In the southern city of Basra, a
roadside bomb killed a British soldier and wounded four others, the British
Ministry of Defence said. The ministry said 98 British soldiers have died in the
Iraq conflict.
The U.S. military also said Sunday
that 24 people — including another Marine and 15 civilians — were killed the day
before in an ambush on a joint U.S. Iraqi patrol in Haditha, 140 miles northwest
of Baghdad in the volatile Euphrates River valley.
According to the U.S. statement,
the attack began Saturday with a roadside bomb detonating next to the Marine's
vehicle, followed by a heavy volley of fire from insurgents.
"Iraqi army soldiers and Marines
returned fire, killing eight insurgents and wounding another," the statement
said.
The three American deaths brought
to at least 2,093 the number of U.S. service members who have died since the war
began in March 2003, according to an Associated Press count.
Meanwhile, four women were killed
Sunday night when gunmen stormed their home in a Christian district of eastern
Baghdad, police said, adding that valuables were stolen and the motive for the
attack appeared to have been robbery.
The latest deaths occurred at the
end of a violent three-day period in which at least 140 Iraqi civilians died in
a series of bombings and suicide attacks — most targeting Shiite Muslims.
The victims included 76 people who
died Friday in near-simultaneous suicide bombings at two Shiite mosques in
Khanaqin and 36 more killed the next day by a suicide car bomber who detonated
his vehicle amid mourners at a Shiite funeral north of the capital.
In Washington, Defence Secretary
Donald H. Rumsfeld said Sunday on ABC's "This Week" that commanders' assessments
will determine the pace of any military drawdown.

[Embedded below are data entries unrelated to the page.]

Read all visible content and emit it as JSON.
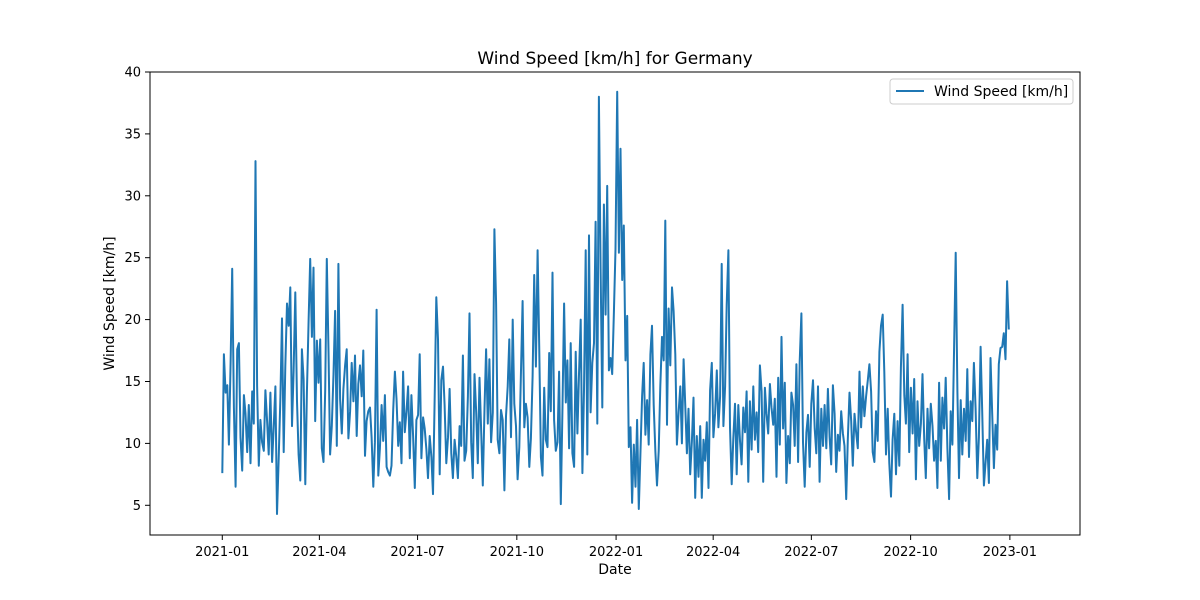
{
  "chart_data": {
    "type": "line",
    "title": "Wind Speed [km/h] for Germany",
    "xlabel": "Date",
    "ylabel": "Wind Speed [km/h]",
    "legend": "top-right",
    "grid": false,
    "x_range": [
      "2021-01-01",
      "2022-12-31"
    ],
    "xlim": [
      "2020-10-26",
      "2023-03-07"
    ],
    "ylim": [
      2.6,
      40.0
    ],
    "x_ticks": [
      "2021-01",
      "2021-04",
      "2021-07",
      "2021-10",
      "2022-01",
      "2022-04",
      "2022-07",
      "2022-10",
      "2023-01"
    ],
    "y_ticks": [
      5,
      10,
      15,
      20,
      25,
      30,
      35,
      40
    ],
    "series": [
      {
        "name": "Wind Speed [km/h]",
        "color": "#1f77b4",
        "sampling": "approximate daily trace, one point every 2 days from 2021-01-01",
        "values": [
          7.6,
          17.2,
          14.1,
          14.7,
          9.9,
          16.5,
          24.1,
          12.9,
          6.5,
          17.6,
          18.1,
          10.5,
          7.8,
          13.9,
          12.4,
          9.3,
          13.1,
          8.4,
          14.2,
          11.6,
          32.8,
          14.7,
          8.2,
          11.9,
          10.1,
          9.4,
          14.3,
          11.8,
          9.1,
          14.1,
          8.5,
          11.3,
          14.6,
          4.3,
          8.8,
          13.7,
          20.1,
          9.3,
          16.2,
          21.3,
          19.5,
          22.6,
          11.4,
          15.8,
          22.2,
          13.4,
          9.1,
          7.0,
          17.6,
          15.2,
          6.7,
          14.1,
          19.9,
          24.9,
          18.6,
          24.2,
          11.8,
          18.3,
          14.9,
          18.4,
          9.6,
          8.5,
          14.3,
          24.9,
          17.5,
          9.1,
          11.4,
          15.6,
          20.7,
          9.8,
          24.5,
          13.6,
          10.8,
          14.4,
          16.3,
          17.6,
          10.4,
          12.6,
          16.5,
          13.4,
          17.1,
          10.6,
          14.8,
          16.3,
          13.8,
          17.5,
          9.0,
          11.8,
          12.6,
          12.9,
          10.5,
          6.5,
          10.1,
          20.8,
          7.4,
          9.6,
          13.1,
          10.2,
          13.9,
          8.1,
          7.7,
          7.4,
          8.2,
          12.7,
          15.8,
          13.6,
          9.8,
          11.7,
          8.4,
          15.8,
          10.9,
          12.6,
          14.6,
          8.8,
          13.9,
          10.6,
          6.4,
          11.9,
          12.3,
          17.2,
          8.8,
          12.1,
          11.2,
          9.5,
          7.2,
          10.6,
          8.9,
          5.9,
          13.8,
          21.8,
          18.4,
          7.5,
          15.1,
          16.2,
          13.1,
          8.4,
          10.5,
          14.4,
          9.2,
          7.2,
          10.3,
          9.0,
          7.2,
          11.4,
          9.8,
          17.1,
          8.6,
          9.4,
          13.8,
          20.5,
          10.1,
          7.2,
          15.6,
          12.5,
          8.4,
          15.3,
          11.2,
          6.6,
          12.8,
          17.6,
          11.6,
          16.8,
          10.1,
          12.5,
          27.3,
          21.3,
          10.3,
          9.2,
          12.7,
          11.9,
          6.2,
          12.2,
          14.6,
          18.4,
          10.5,
          20.0,
          13.2,
          11.4,
          7.1,
          9.7,
          15.9,
          21.5,
          11.3,
          13.2,
          12.1,
          8.1,
          10.4,
          15.4,
          23.6,
          16.2,
          25.6,
          17.9,
          8.9,
          7.4,
          14.5,
          10.3,
          9.7,
          17.3,
          12.6,
          23.8,
          11.9,
          9.4,
          10.1,
          15.8,
          5.1,
          12.5,
          21.3,
          13.3,
          16.7,
          9.6,
          18.1,
          9.2,
          8.1,
          17.4,
          10.8,
          15.6,
          20.0,
          7.6,
          14.3,
          25.6,
          9.1,
          26.8,
          12.5,
          16.5,
          18.1,
          27.9,
          11.6,
          38.0,
          24.1,
          12.9,
          29.3,
          20.4,
          30.8,
          15.9,
          16.9,
          15.6,
          20.6,
          25.7,
          38.4,
          25.4,
          33.8,
          23.2,
          27.6,
          16.7,
          20.3,
          9.7,
          11.3,
          5.2,
          9.9,
          6.5,
          11.9,
          4.7,
          9.1,
          13.8,
          16.5,
          10.7,
          13.5,
          9.9,
          17.2,
          19.5,
          13.1,
          9.3,
          6.6,
          9.4,
          14.6,
          18.6,
          16.7,
          28.0,
          11.5,
          20.9,
          16.3,
          22.6,
          20.7,
          17.2,
          9.9,
          12.5,
          14.6,
          10.0,
          16.8,
          13.2,
          9.2,
          12.8,
          7.5,
          10.2,
          13.7,
          5.6,
          10.6,
          7.3,
          11.4,
          5.6,
          10.3,
          8.6,
          11.7,
          6.4,
          14.3,
          16.5,
          10.5,
          12.4,
          15.9,
          11.3,
          13.8,
          24.5,
          11.4,
          14.6,
          21.2,
          25.6,
          11.3,
          6.7,
          10.4,
          13.2,
          7.5,
          13.1,
          10.2,
          8.3,
          12.9,
          10.9,
          14.2,
          6.9,
          13.4,
          9.5,
          14.6,
          10.3,
          12.5,
          9.3,
          16.3,
          14.2,
          6.9,
          14.5,
          12.4,
          10.8,
          14.8,
          12.9,
          11.5,
          13.6,
          7.3,
          15.3,
          9.9,
          18.6,
          11.2,
          14.9,
          6.8,
          10.6,
          8.4,
          14.1,
          13.1,
          9.8,
          16.4,
          8.5,
          16.6,
          20.5,
          10.1,
          6.5,
          10.9,
          12.3,
          8.1,
          13.2,
          15.1,
          11.2,
          9.2,
          14.6,
          6.9,
          12.8,
          9.8,
          13.1,
          9.6,
          14.4,
          10.5,
          8.3,
          14.7,
          12.4,
          7.7,
          10.7,
          9.4,
          12.6,
          10.8,
          9.8,
          5.5,
          10.3,
          14.1,
          11.8,
          8.2,
          12.4,
          10.9,
          9.6,
          15.8,
          11.3,
          14.6,
          12.2,
          13.8,
          15.1,
          16.4,
          14.2,
          9.3,
          8.5,
          12.6,
          10.2,
          17.4,
          19.5,
          20.4,
          15.8,
          9.1,
          12.8,
          8.4,
          5.7,
          10.3,
          12.4,
          7.5,
          11.8,
          8.2,
          16.1,
          21.2,
          13.9,
          11.6,
          17.2,
          9.3,
          14.5,
          10.8,
          15.2,
          7.1,
          13.4,
          9.8,
          11.6,
          15.6,
          10.4,
          7.2,
          12.8,
          9.6,
          13.2,
          11.4,
          8.6,
          10.2,
          6.4,
          14.9,
          8.6,
          13.7,
          11.2,
          15.3,
          9.6,
          5.5,
          12.6,
          9.9,
          17.3,
          25.4,
          14.2,
          7.2,
          13.5,
          9.1,
          12.8,
          10.2,
          16.0,
          8.9,
          13.4,
          11.8,
          16.5,
          12.8,
          7.2,
          10.5,
          17.8,
          12.6,
          6.6,
          8.5,
          10.3,
          6.8,
          16.9,
          12.4,
          8.0,
          11.5,
          9.5,
          16.4,
          17.7,
          17.8,
          18.9,
          16.8,
          23.1,
          19.2
        ]
      }
    ]
  }
}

About 160,000 U.S. troops are
in Iraq as the country approaches parliamentary elections Dec. 15.
The Pentagon has said it plans to
scale back troop strength to its pre-election baseline of 138,000, depending on
conditions. Rumsfeld said the U.S.-led coalition continues to make progress in
training Iraqi security forces, which he placed at 212,000.
Rumsfeld also said talk in the
United States of a quick withdrawal from Iraq plays into the hands of the
insurgents.
"The enemy hears a big debate in
the United States, and they have to wonder maybe all we have to do is wait and
we'll win. We can't win militarily. They know that. The battle is here in the
United States," he told "Fox News Sunday."

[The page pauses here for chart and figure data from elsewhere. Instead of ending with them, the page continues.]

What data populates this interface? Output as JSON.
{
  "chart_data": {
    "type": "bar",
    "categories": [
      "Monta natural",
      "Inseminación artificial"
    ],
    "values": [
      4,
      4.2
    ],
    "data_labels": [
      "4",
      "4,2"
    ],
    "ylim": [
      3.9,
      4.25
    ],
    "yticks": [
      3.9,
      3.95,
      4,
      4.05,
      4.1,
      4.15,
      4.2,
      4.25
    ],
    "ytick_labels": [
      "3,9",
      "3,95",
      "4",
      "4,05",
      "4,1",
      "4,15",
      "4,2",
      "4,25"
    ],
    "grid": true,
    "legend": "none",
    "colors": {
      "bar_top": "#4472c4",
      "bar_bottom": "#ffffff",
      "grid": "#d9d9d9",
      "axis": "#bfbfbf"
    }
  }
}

In Cairo, Egypt, Iraq's president
said Sunday he was ready for talks with anti-government opposition figures and
members of Saddam Hussein's outlawed Baath Party, and he called on the Sunni-led
insurgency to lay down its arms and join the political process.
But President Jalal Talabani,
attending an Arab League-sponsored reconciliation conference, insisted that the
Iraqi government would not meet with Baath Party members who are participating
in the Sunni-led insurgency and attacking Iraqi and U.S.-led forces in the
country.
"I am the president of Iraq and I
am responsible for all Iraqis. If those who describe themselves as Iraqi
resistance want to contact me, they are welcome," Talabani told reporters. "I
want to listen to all Iraqis. I am committed to listen to them, even those who
are criminals and are on trial."
Talabani made clear in his remarks,
however, that he would talk with insurgents and "criminals" only if they put
down their weapons.
In Baghdad, hundreds of Sunnis
demanded an end to the torture of detainees and called for the international
community to pressure Iraqi and U.S. authorities to ensure that such abuse does
not occur.
Anger over detainee abuse has
increased sharply since U.S. troops found 173 detainees at an Interior Ministry
prison in Baghdad's Jadriyah neighbourhood. The detainees, mainly Sunnis, were
found malnourished and some had torture marks on their bodies. Sunni Arabs
dominate the insurgent ranks.
The 400 protesters carried posters
of tortured detainees, disfigured dead bodies and U.S. troops detaining Iraqis
as they marched for a few hundred meters (yards) through western Baghdad.
Iraq's Shiite-led government has
promised an investigation and punishment for anyone guilty of torture. Attacks
against Shiite civilians by Sunni religious extremists have occurred throughout
the Iraq conflict but spiked since the detainees were found last weekend.